Taylor became the first person in U.S. history to be declared legally innocent.
“When that third judge declared him innocent we had proven the success of the Innocence Inquiry Commission process,” Mumma said.
The price of justice
The Innocence Inquiry Commission has received 1664 claims, leading to eight exonerations.
In 2012, the commission received a federal grant of $761,111 to support DNA testing. This grant, which expires at the end of 2015, also pays for the cost of investigations and expert witnesses.
The commission’s executive director, Kendra Montgomery-Blinn, said the future of funding is unknown.

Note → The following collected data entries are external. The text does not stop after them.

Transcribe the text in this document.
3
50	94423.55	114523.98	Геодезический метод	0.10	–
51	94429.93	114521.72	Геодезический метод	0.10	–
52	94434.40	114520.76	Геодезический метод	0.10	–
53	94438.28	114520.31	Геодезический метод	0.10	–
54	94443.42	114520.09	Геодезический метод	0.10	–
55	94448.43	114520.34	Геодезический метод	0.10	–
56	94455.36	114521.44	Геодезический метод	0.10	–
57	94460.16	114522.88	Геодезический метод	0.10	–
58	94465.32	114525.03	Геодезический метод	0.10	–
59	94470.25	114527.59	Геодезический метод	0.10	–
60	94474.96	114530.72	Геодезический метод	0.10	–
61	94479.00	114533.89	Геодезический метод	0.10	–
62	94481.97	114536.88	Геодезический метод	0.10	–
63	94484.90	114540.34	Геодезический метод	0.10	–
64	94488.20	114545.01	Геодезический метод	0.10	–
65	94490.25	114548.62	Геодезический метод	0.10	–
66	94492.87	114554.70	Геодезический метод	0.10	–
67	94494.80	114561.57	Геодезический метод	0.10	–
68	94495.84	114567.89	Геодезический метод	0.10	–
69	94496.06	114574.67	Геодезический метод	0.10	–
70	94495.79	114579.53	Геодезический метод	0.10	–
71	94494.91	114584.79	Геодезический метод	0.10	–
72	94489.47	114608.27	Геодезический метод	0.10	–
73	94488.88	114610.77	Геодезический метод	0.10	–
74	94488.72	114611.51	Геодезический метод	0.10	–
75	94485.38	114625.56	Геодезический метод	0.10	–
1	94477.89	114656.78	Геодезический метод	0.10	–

“We will reapply for the federal grant as well, but the federal funds are shrinking and we do not know if we will receive funding again,” Montgomery-Blinn said in an email.

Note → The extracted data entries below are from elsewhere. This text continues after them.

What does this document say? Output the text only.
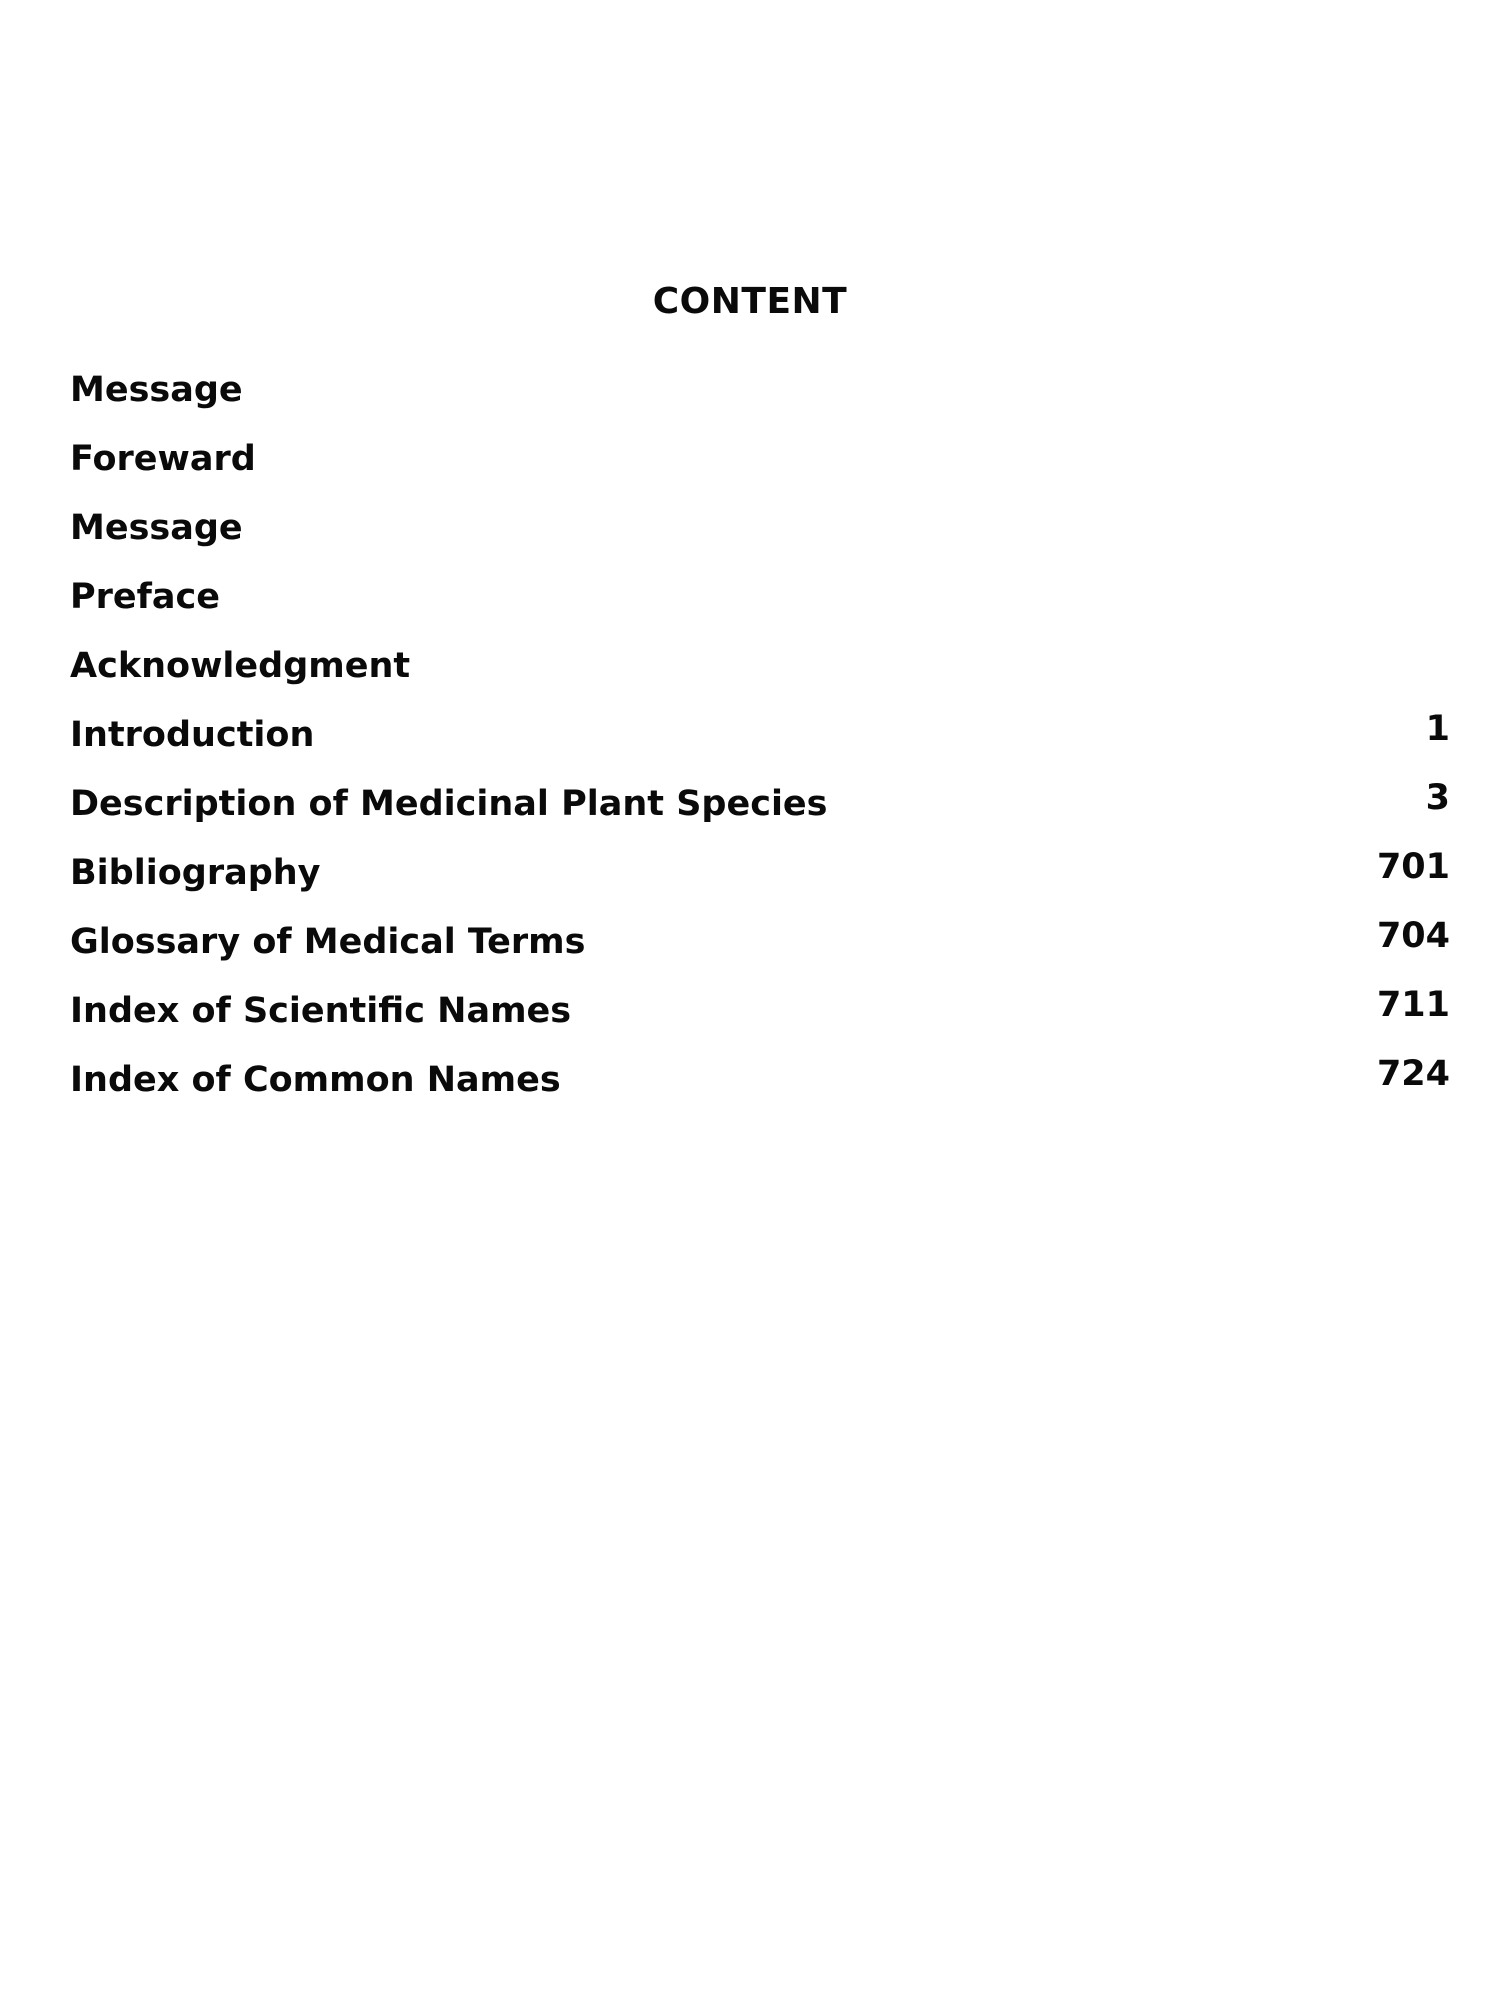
CONTENT
Message
Foreward
Message
Preface
Acknowledgment
Introduction	1
Description of Medicinal Plant Species	3
Bibliography	701
Glossary of Medical Terms	704
Index of Scientific Names	711
Index of Common Names	724
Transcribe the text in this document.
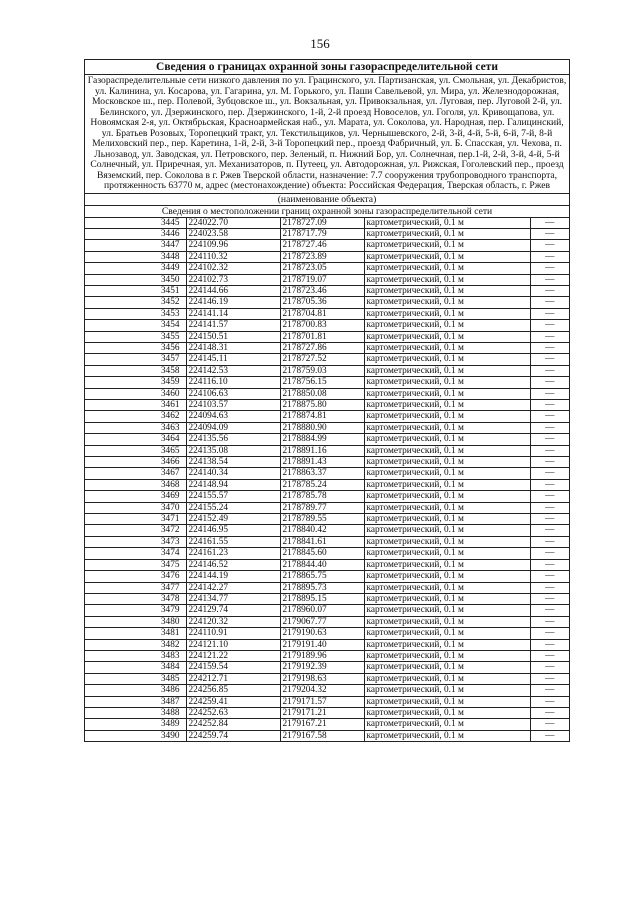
156
Сведения о границах охранной зоны газораспределительной сети
Газораспределительные сети низкого давления по ул. Грацинского, ул. Партизанская, ул. Смольная, ул. Декабристов, ул. Калинина, ул. Косарова, ул. Гагарина, ул. М. Горького, ул. Паши Савельевой, ул. Мира, ул. Железнодорожная, Московское ш., пер. Полевой, Зубцовское ш., ул. Вокзальная, ул. Привокзальная, ул. Луговая, пер. Луговой 2-й, ул. Белинского, ул. Дзержинского, пер. Дзержинского, 1-й, 2-й проезд Новоселов, ул. Гоголя, ул. Кривощапова, ул. Новоямская 2-я, ул. Октябрьская, Красноармейская наб., ул. Марата, ул. Соколова, ул. Народная, пер. Галицинский, ул. Братьев Розовых, Торопецкий тракт, ул. Текстильщиков, ул. Чернышевского, 2-й, 3-й, 4-й, 5-й, 6-й, 7-й, 8-й Мелиховский пер., пер. Каретина, 1-й, 2-й, 3-й Торопецкий пер., проезд Фабричный, ул. Б. Спасская, ул. Чехова, п. Льнозавод, ул. Заводская, ул. Петровского, пер. Зеленый, п. Нижний Бор, ул. Солнечная, пер.1-й, 2-й, 3-й, 4-й, 5-й Солнечный, ул. Приречная, ул. Механизаторов, п. Путеец, ул. Автодорожная, ул. Рижская, Гоголевский пер., проезд Вяземский, пер. Соколова в г. Ржев Тверской области, назначение: 7.7 сооружения трубопроводного транспорта, протяженность 63770 м, адрес (местонахождение) объекта: Российская Федерация, Тверская область, г. Ржев
(наименование объекта)
Сведения о местоположении границ охранной зоны газораспределительной сети
3445	224022.70	2178727.09	картометрический, 0.1 м	—
3446	224023.58	2178717.79	картометрический, 0.1 м	—
3447	224109.96	2178727.46	картометрический, 0.1 м	—
3448	224110.32	2178723.89	картометрический, 0.1 м	—
3449	224102.32	2178723.05	картометрический, 0.1 м	—
3450	224102.73	2178719.07	картометрический, 0.1 м	—
3451	224144.66	2178723.46	картометрический, 0.1 м	—
3452	224146.19	2178705.36	картометрический, 0.1 м	—
3453	224141.14	2178704.81	картометрический, 0.1 м	—
3454	224141.57	2178700.83	картометрический, 0.1 м	—
3455	224150.51	2178701.81	картометрический, 0.1 м	—
3456	224148.31	2178727.86	картометрический, 0.1 м	—
3457	224145.11	2178727.52	картометрический, 0.1 м	—
3458	224142.53	2178759.03	картометрический, 0.1 м	—
3459	224116.10	2178756.15	картометрический, 0.1 м	—
3460	224106.63	2178850.08	картометрический, 0.1 м	—
3461	224103.57	2178875.80	картометрический, 0.1 м	—
3462	224094.63	2178874.81	картометрический, 0.1 м	—
3463	224094.09	2178880.90	картометрический, 0.1 м	—
3464	224135.56	2178884.99	картометрический, 0.1 м	—
3465	224135.08	2178891.16	картометрический, 0.1 м	—
3466	224138.54	2178891.43	картометрический, 0.1 м	—
3467	224140.34	2178863.37	картометрический, 0.1 м	—
3468	224148.94	2178785.24	картометрический, 0.1 м	—
3469	224155.57	2178785.78	картометрический, 0.1 м	—
3470	224155.24	2178789.77	картометрический, 0.1 м	—
3471	224152.49	2178789.55	картометрический, 0.1 м	—
3472	224146.95	2178840.42	картометрический, 0.1 м	—
3473	224161.55	2178841.61	картометрический, 0.1 м	—
3474	224161.23	2178845.60	картометрический, 0.1 м	—
3475	224146.52	2178844.40	картометрический, 0.1 м	—
3476	224144.19	2178865.75	картометрический, 0.1 м	—
3477	224142.27	2178895.73	картометрический, 0.1 м	—
3478	224134.77	2178895.15	картометрический, 0.1 м	—
3479	224129.74	2178960.07	картометрический, 0.1 м	—
3480	224120.32	2179067.77	картометрический, 0.1 м	—
3481	224110.91	2179190.63	картометрический, 0.1 м	—
3482	224121.10	2179191.40	картометрический, 0.1 м	—
3483	224121.22	2179189.96	картометрический, 0.1 м	—
3484	224159.54	2179192.39	картометрический, 0.1 м	—
3485	224212.71	2179198.63	картометрический, 0.1 м	—
3486	224256.85	2179204.32	картометрический, 0.1 м	—
3487	224259.41	2179171.57	картометрический, 0.1 м	—
3488	224252.63	2179171.21	картометрический, 0.1 м	—
3489	224252.84	2179167.21	картометрический, 0.1 м	—
3490	224259.74	2179167.58	картометрический, 0.1 м	—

The commission spends an average of $85,000 on DNA testing each year. The state budget covers 10 percent of this cost.
Due to the rising cost of DNA testing, the commission had to cut one of its DNA specialists. Without this funding, Montgomery-Blinn said two additional staff positions will be cut and future DNA testing is in jeopardy.

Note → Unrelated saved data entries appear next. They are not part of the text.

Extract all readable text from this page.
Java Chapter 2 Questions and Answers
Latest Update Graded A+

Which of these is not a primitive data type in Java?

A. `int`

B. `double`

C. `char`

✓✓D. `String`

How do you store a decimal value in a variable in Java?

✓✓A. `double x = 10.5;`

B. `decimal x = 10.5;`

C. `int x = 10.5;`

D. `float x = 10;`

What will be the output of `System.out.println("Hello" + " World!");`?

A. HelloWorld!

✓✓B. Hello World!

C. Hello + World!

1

The commission is asking the N.C. General Assembly to provide an additional $100,000 to pay for DNA testing and experts on staff. The commission’s total state-funded budget is $414,012. With this budget, the commission manages an average of 200 cases per year.
The General Assembly will review the commission’s request this year.
“Unfortunately, with the leadership here now, we are all over the place in terms of our priorities,” said N.C. Rep. Ralph Johnson, D-Guilford. “I just don’t know what it will have to compete against for funding.”
Mumma said the commission was founded on bipartisanship, passing with outspoken Republican support in a Democrat-controlled legislature.
“It shouldn’t be partisan because these are people who never belonged in prison,” said N.C. Sen. Floyd McKissick, Jr., D-Durham. “I don’t think there is too high a price for our state to overturn wrongful convictions.”
McKissick said he worries that some senators don’t understand the commission’s purpose.
“Last year a colleague said, ‘I’m tired of all these people getting out of jail,’ and I reminded him, ‘They’re getting released because they’re innocent! They weren’t supposed to be in there to start with!’' he said.
In prison anywhere else
Most states have independent centers set up to investigate claims of innocence, but they only take cases that can be overturned through the appeals process.
“Usually, when an innocent person is convicted, something has happened where there was a violation in courtroom procedure or some constitutional question at play that makes it qualify for an appeal,” said Theresa Newman, associate dean of Duke Law School and board member of the Innocence Network, an association of innocence advocacy organizations.
Newman praised the Innocence Inquiry Commission and said she hopes other states will adopt similar systems.
“It’s a model that is catching on and other states are paying attention, but it’s resource intensive,” Newman said.
While it cannot exonerate based on innocence alone, the N.C. Center on Actual Innocence has led to reforms in preserving biological evidence, exoneree compensation, access to post-conviction forensic testing and interrogation recording.
“The center itself doesn’t mitigate the problems — it identifies them afterwards and corrects them,” Mumma said. “The solutions that could prevent these wrongful convictions would be recording interrogations, changing ID laws, increasing reliability in informant testimony, making sure biological data is preserved and making improvements to the criminal justice system.”
Taylor said more states need to adopt ways to correct wrongful convictions on the basis of innocence.
“If I was in prison in any other state, I would still be in prison,” Taylor said.
CLARIFICATION: A previous version of this story misquoted Christine Mumma. She said one solution that could prevent wrongful convictions is increasing reliability in informant testimony. The story has been updated to reflect this clarification.